A male country star shaking his booty? Bryan’s performance of “Country Girl (Shake It For Me)” marked the first time a man in music’s most straitlaced genre really cut loose in the way Elvis Presley launched rock ’n’ roll with a sexy sneer and that little wiggle.

Since Bryan’s archetype-shattering appearances on the CMT Video Awards and the Country Music Association Awards in 2011, his career has been on a rise so steep that 18 months later, he’s headlining his own arena tour (coming to Tinley Park’s First Midwest Bank Amphitheatre on June 15) and releasing two albums in a four-month span.

And in his biggest moment yet, he’s set to co-host this weekend’s Academy of Country Music Awards with Blake Shelton — his rival in the entertainer of the year category.
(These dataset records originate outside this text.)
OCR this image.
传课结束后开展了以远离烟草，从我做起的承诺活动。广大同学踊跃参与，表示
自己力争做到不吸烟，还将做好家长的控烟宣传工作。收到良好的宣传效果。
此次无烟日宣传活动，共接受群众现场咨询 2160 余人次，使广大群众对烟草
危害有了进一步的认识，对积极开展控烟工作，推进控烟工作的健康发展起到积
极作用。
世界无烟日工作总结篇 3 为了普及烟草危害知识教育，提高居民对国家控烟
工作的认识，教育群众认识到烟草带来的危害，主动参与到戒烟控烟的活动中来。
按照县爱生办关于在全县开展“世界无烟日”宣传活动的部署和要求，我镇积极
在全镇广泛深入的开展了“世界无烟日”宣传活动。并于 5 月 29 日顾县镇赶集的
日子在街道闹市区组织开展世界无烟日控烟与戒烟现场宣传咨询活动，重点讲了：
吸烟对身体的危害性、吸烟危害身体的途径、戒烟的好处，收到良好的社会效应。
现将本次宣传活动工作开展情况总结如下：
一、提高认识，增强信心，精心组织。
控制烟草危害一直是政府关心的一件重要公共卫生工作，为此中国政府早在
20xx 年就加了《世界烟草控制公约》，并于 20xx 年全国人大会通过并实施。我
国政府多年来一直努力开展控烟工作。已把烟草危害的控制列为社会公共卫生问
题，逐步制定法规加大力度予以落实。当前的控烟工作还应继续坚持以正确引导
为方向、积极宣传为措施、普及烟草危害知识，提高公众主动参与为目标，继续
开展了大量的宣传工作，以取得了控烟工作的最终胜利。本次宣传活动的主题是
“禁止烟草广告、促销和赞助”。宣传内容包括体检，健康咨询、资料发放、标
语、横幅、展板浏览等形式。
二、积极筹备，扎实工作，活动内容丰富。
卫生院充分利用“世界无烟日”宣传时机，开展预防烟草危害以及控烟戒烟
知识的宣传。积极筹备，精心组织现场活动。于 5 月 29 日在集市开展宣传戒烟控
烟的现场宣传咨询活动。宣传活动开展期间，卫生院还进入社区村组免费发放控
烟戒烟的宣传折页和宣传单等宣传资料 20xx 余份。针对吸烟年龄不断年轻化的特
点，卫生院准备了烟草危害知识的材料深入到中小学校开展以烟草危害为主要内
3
“TV’s not going to give you many second chances if you tank a performance or if your performance was so boring that everybody changed the channel,” Bryan says. “So I had enough sense to know you better give something that people are going to watch.”

Bob Romeo, the academy’s chief executive officer, says something in the way Bryan maintains a relationship with his audience makes people pay attention. “Garth Brooks could relate to the people,” Romeo says. “Luke clearly has got that gift.”

His two albums this year — “Spring Break ... Here to Party” and another due in August — defy the norm in the country world, where artists tend to stick to an every-two-years schedule. But like his hips, Bryan’s not afraid to shake things up on the business side either.

“I will challenge my country music heritage with anybody,” Bryan says. “It’s no disrespect. I love the way I’m going about it and doing it, and clearly the fans are happy with it.”